D’entrée de jeu, le film présente un personnage aux accomplissements nécessairement controversés. Et sa force réside dans le refus du cinéaste d’absoudre ou de simplifier la démarche de Jiro. Non seulement Miyazaki prend-il bien soin de démontrer tout au long du film que le jeune ingénieur était parfaitement au courant de l’évolution du monde qui l’entourait, mais il questionne constamment le déni volontaire de Jiro face à l’utilisation meurtrière qui sera faite de son avion de rêve. Dès la première scène du film, le jeune Jiro plonge dans un rêve qui mêle la sensation merveilleuse du vol et l’apparition de machines de mort. Le ton est donné, puisque Le Vent se lève, derrière la douceur de ses dessins pastel et le calme de ses personnages, est en réalité un film hanté par la mort et la destruction. De sa reconstitution phénoménale du grand tremblement de terre de 1923 (visualisé comme une attaque reptilienne de la terre elle-même) au destin tragique de Naoko, la femme de Jiro (inventée de toutes pièces) condamnée par la tuberculose, il n’y a pas un moment de ferveur créatrice qui ne soit contrebalancé par la conscience d’une mort inévitable.

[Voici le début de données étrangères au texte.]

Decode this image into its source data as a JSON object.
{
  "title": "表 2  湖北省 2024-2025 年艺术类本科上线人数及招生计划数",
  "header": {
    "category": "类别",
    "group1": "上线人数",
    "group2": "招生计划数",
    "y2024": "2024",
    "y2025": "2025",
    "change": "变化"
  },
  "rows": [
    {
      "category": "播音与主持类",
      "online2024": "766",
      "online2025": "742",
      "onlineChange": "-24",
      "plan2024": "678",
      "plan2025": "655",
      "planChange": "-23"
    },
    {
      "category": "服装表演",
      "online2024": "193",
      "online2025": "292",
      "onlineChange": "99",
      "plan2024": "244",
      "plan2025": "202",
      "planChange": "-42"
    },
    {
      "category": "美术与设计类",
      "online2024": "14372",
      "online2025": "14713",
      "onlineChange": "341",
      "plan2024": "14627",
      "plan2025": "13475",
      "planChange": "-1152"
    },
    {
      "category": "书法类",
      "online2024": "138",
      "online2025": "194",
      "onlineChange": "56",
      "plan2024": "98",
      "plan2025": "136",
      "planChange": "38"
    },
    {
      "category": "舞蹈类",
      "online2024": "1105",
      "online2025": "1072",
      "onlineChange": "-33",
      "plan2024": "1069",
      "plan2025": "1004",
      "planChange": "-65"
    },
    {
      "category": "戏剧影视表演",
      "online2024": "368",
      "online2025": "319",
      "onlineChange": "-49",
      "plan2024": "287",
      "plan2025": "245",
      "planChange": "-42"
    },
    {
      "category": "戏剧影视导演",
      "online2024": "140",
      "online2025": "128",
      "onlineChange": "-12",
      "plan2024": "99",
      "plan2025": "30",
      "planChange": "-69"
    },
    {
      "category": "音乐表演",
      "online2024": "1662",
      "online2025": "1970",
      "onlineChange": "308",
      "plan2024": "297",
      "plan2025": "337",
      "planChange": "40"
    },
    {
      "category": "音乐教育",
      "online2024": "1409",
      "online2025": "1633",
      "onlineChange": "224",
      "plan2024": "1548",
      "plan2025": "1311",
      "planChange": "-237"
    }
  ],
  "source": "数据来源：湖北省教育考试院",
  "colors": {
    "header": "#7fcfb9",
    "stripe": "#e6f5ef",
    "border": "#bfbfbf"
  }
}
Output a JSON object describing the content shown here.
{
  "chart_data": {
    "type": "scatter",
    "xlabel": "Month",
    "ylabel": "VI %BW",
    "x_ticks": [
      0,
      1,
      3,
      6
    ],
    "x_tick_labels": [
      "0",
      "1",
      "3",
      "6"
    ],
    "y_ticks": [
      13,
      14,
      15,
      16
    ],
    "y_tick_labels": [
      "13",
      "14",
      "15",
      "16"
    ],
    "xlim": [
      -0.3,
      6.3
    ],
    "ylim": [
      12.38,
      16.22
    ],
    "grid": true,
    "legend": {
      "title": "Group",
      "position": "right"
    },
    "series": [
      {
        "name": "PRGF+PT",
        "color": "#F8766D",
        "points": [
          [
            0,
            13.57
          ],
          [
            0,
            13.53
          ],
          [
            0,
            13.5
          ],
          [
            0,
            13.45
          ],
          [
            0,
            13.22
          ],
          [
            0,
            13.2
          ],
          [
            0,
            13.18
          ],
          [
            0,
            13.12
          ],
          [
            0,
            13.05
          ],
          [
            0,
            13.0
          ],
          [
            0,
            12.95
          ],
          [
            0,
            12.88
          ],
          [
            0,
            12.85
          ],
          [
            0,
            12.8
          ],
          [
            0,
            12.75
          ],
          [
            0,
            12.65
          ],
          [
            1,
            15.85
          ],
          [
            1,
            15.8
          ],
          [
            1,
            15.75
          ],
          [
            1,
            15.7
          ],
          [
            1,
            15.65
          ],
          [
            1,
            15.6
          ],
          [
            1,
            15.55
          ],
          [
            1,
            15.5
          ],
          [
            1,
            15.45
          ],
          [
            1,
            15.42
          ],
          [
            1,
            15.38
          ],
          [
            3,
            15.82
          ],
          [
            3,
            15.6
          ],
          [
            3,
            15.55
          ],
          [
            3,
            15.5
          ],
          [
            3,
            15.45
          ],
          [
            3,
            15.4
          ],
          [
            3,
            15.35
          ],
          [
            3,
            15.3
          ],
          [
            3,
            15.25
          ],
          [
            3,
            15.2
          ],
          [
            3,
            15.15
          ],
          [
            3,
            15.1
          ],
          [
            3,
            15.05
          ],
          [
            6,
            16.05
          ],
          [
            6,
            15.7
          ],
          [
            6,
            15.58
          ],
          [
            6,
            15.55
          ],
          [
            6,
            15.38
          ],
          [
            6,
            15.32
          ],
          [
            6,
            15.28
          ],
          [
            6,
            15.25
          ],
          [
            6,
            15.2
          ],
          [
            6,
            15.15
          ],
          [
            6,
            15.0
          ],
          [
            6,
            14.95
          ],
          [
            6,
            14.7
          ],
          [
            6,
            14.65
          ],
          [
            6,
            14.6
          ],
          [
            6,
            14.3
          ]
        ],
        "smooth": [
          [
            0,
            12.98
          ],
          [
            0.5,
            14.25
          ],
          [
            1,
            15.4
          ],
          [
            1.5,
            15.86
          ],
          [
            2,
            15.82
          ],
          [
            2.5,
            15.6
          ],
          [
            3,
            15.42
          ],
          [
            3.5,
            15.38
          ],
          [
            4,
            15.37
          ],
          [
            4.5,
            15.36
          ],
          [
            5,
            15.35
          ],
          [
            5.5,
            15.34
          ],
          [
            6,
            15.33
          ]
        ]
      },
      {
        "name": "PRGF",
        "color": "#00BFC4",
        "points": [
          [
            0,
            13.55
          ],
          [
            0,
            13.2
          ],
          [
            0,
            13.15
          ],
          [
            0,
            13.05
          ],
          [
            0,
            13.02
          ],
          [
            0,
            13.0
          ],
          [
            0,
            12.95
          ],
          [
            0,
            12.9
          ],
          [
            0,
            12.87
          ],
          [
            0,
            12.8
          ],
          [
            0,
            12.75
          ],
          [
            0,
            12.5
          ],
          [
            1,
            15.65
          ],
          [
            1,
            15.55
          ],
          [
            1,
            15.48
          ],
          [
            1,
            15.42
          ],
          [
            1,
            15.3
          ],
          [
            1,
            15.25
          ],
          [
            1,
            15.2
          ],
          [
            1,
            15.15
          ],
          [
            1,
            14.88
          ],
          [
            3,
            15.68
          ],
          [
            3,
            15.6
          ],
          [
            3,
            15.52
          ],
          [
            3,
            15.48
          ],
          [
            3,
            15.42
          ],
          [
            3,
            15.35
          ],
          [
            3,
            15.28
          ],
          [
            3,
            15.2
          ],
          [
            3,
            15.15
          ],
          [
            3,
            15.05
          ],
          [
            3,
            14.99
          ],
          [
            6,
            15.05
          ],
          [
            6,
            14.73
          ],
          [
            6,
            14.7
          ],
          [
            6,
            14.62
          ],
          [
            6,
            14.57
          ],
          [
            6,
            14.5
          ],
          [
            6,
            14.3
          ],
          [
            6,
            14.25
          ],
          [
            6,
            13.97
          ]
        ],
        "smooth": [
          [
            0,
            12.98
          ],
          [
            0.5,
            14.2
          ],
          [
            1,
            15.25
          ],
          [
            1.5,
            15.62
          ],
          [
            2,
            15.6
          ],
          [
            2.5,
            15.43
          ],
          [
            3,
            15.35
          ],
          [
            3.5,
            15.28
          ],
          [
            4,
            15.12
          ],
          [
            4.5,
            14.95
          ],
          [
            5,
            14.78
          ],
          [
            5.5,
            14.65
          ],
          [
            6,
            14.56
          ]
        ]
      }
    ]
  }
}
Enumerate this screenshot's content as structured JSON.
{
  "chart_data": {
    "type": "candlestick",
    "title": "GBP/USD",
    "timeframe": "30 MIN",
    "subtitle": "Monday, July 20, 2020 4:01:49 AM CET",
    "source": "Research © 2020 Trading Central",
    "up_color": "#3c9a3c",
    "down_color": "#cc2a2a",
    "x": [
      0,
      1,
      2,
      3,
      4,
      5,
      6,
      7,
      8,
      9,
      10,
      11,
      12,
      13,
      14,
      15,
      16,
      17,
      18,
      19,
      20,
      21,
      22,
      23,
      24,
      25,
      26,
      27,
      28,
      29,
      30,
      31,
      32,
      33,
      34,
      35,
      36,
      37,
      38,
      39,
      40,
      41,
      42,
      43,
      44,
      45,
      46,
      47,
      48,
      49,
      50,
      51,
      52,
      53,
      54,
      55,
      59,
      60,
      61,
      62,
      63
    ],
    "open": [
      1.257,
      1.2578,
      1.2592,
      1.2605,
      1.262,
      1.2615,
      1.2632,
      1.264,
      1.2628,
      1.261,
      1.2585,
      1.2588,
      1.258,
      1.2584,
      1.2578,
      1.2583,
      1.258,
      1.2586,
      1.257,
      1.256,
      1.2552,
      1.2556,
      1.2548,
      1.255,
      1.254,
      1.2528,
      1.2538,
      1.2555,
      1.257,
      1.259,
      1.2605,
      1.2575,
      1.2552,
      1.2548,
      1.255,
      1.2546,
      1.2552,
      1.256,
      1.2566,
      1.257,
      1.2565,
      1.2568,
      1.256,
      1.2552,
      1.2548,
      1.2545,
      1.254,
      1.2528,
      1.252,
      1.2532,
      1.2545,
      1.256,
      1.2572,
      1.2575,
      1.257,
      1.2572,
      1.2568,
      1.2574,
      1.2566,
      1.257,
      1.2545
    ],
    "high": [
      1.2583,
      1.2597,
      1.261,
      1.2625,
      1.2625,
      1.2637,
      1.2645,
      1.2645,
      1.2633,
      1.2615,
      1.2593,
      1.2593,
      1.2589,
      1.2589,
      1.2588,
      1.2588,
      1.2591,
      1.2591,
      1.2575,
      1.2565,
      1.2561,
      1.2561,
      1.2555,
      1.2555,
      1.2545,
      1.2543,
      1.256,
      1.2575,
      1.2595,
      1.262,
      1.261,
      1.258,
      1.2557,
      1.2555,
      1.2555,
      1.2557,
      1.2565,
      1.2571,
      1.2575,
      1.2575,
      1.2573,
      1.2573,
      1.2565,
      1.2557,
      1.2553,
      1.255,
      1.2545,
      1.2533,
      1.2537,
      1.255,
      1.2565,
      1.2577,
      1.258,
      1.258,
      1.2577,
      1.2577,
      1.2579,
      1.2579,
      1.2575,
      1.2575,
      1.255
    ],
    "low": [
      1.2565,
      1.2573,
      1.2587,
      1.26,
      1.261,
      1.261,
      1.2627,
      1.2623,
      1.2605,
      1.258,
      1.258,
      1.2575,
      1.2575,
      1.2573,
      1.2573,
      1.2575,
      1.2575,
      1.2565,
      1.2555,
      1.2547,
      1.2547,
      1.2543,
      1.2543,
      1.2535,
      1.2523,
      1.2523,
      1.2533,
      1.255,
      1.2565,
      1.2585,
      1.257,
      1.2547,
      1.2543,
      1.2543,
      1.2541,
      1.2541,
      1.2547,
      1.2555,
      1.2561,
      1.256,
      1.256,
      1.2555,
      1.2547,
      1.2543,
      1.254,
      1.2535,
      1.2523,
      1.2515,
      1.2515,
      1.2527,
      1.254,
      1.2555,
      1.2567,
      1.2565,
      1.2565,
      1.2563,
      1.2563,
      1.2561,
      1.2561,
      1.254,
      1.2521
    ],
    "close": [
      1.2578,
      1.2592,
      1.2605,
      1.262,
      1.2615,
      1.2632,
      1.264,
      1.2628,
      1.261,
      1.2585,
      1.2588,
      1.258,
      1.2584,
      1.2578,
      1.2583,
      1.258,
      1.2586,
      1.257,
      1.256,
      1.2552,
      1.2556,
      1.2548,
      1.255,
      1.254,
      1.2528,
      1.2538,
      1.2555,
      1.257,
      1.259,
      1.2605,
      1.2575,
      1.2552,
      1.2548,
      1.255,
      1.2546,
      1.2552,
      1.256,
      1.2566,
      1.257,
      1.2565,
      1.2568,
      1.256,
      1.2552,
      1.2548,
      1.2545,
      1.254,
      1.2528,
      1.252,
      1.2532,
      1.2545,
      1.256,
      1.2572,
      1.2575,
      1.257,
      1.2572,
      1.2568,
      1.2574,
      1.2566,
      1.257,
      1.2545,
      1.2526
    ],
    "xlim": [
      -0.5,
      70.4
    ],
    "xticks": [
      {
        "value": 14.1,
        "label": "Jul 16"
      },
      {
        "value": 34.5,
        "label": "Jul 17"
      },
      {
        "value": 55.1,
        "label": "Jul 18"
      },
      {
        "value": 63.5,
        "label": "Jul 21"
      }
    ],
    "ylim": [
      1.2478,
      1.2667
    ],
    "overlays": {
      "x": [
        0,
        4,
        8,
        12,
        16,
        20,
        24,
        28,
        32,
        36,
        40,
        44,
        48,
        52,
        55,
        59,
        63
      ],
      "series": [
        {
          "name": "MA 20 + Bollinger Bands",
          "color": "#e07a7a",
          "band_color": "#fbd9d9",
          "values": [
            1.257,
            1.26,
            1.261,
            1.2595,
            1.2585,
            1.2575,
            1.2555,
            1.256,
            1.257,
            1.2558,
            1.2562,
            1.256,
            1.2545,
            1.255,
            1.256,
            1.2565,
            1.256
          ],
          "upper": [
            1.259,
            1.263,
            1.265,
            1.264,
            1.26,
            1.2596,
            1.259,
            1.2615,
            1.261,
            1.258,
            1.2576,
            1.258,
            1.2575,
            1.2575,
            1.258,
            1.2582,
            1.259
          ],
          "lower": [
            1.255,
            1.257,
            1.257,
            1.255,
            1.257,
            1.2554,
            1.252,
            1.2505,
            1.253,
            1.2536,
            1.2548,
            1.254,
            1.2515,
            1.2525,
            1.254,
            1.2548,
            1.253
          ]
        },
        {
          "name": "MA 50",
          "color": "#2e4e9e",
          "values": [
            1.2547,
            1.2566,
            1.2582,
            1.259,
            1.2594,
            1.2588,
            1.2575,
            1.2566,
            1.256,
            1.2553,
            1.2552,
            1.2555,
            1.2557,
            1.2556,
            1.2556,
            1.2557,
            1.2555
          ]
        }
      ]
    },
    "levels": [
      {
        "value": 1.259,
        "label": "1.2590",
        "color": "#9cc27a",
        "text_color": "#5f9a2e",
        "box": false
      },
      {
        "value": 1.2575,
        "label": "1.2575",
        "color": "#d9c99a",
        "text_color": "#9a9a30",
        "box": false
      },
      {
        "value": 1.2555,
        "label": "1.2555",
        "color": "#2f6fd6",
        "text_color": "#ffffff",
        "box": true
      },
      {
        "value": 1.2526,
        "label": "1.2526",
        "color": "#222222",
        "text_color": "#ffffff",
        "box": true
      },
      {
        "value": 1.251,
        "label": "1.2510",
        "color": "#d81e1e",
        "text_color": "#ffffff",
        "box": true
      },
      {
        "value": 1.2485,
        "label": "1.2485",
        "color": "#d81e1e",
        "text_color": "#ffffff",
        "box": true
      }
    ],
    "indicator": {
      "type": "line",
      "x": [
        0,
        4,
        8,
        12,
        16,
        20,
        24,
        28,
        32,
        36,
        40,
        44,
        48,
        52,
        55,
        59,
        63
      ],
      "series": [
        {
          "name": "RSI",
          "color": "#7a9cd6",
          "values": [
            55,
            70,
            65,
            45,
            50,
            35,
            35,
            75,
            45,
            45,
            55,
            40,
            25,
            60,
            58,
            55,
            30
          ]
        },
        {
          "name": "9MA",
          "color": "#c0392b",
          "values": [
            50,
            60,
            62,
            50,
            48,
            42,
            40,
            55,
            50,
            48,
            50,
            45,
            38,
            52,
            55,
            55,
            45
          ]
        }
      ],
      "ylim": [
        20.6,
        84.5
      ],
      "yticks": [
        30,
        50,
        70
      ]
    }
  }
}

Comment réagir lorsque l’on sait que l’on ne peut changer le cours du monde? La poursuite d’une passion égocentrique ne participe-t-elle pas à aggraver la situation? Lorsque Jiro continue de travailler en fumant à côté de sa femme, n’est-il pas en train d’accélérer sa détérioration physique au profit de son accomplissement? La réalisation d’un destin individuel est-elle un moindre mal dans un contexte sans issue? Peut-on admirer une création sans prendre en compte l’utilisation qu’en feront les hommes? En grand cinéaste, Miyazaki ne pose pas de jugement facile. Il préfère regarder le monde – et son pays – en face et poser les questions fondamentales à toute existence. Citant Paul Valéry, il sait bien que lorsque « le vent se lève!… il faut tenter de vivre! ». Mais comment? Depuis ses débuts, Miyazaki n’a eu de cesse de réfléchir sur l’impact problématique des créations technologiques. En effet, sa passion pour les folles machines s’est perpétuellement confrontée à une conscience aiguë de leur impact néfaste – à la fois sur le plan humain et écologique. À travers le destin de Jiro, il nous dévoile les sources de sa vision inévitablement dialectique du monde. Ne se cachant plus derrière la puissance extraordinaire de son imaginaire, il nous livre humblement le témoignage ultime d’une vie hantée par des questions insolubles.